Romanowski w Republice: duże miasta są dla PO dojnymi krowami [wideo]
- W Warszawie afera goni aferę. Włodzimierz Karpiński to już kolejny minister z rządu Donalda Tuska, który ma zarzuty i tymczasowe aresztowanie, powiedział w programie "Polska na dzień dobry" wiceminister sprawiedliwości Marcin Romanowski. "To pokazuje, jak takie duże miasta są dojnymi krowami dla Platformy Obywatelskiej", wskazał polityk Solidarnej Polski. - One służą im do budowania własnego dobrobytu. Chcieliby wrócić do złotych czasów, wyprzedawać Polskę. My jako Zjednoczona Prawica to zmieniliśmy, zaznaczył w rozmowie z Iloną Januszewską.
Przypomnijmy. Dziś "Gazeta Polska" ujawniła.
Nic nie widziałem, nic nie słyszałem? Prezydent Warszawy zalicza wtopę...@GPtygodnik#włączprawdę #TVRepublika https://t.co/3uHApoTXQw
— Telewizja Republika 🇵🇱 #włączprawdę (@RepublikaTV) March 22, 2023
Rządzony przez Rafała Trzaskowskiego warszawski Ratusz zgodził się, aby Miejskie Przedsiębiorstwo Oczyszczania Miasta bez wynikających ze statutu zgód mogło do końca 2022 r. dowolnie zawierać kontrakty na zagospodarowanie odpadów do kwoty 3 mld zł.
W ocenie dziennika to jedna z największych afer korupcyjnych w III RP. "Według Śląskiego Wydziału Prokuratury Krajowej w Katowicach, w okresie kwiecień 2020 roku – grudzień 2022 roku miało dochodzić do ustawiania za łapówki przetargów na zagospodarowanie stołecznych odpadów w podległym Ratuszowi Miejskim Przedsiębiorstwie Oczyszczania (MPO). Zarzuty przyjęcia blisko 5 mln zł usłyszał Włodzimierz Karpiński, były prezes tej spółki, obecnie Sekretarz Warszawy", wskazała gazeta.

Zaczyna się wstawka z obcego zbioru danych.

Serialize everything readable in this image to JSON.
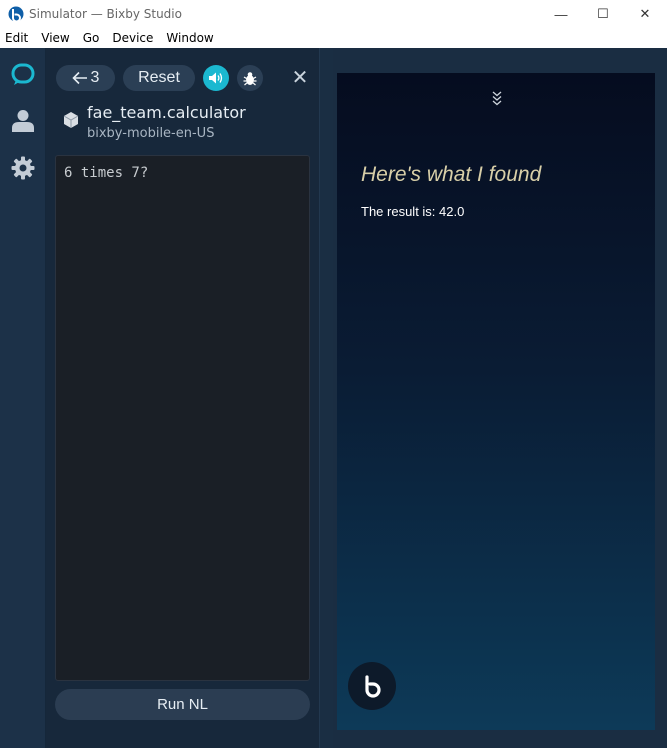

Łapówki - jak podaje redakcja - miały pochodzić od firmy FB Serwis, należącej do budowlanej grupy Budimex. Dzięki temu to przedsiębiorstwo miało zawrzeć z MPO kontrakty opiewające na 600 mln zł. "Bezpośrednio łapówki miał przekazywać Karpińskiemu Rafał Baniak, jego wieloletni kolega, były wiceminister skarbu w rządzie PO–PSL (w tym czasie na czele resortu stał właśnie Karpiński). Obydwaj przebywają w areszcie tymczasowym.
Z ustaleń Gazety Polskiej wynika, że uruchomienie korupcyjnego procederu miały ułatwić decyzje stołecznego Ratusza Rafała Trzaskowskiego. W lutym 2020 roku pełnomocnik prezydenta Warszawy wyraził zgodę, aby kierowany przez Karpińskiego zarząd MPO do końca 2022 roku nie musiał otrzymywać – wynikających ze statutu – zgód na zawieranie kontraktów na zagospodarowanie odpadów. Ich suma w latach 2019–2022 nie mogła jednak przekroczyć 1,585 mld zł. Pół roku później ta kwota została jednak zwiększona przez Ratusz do ponad 3 mld zł.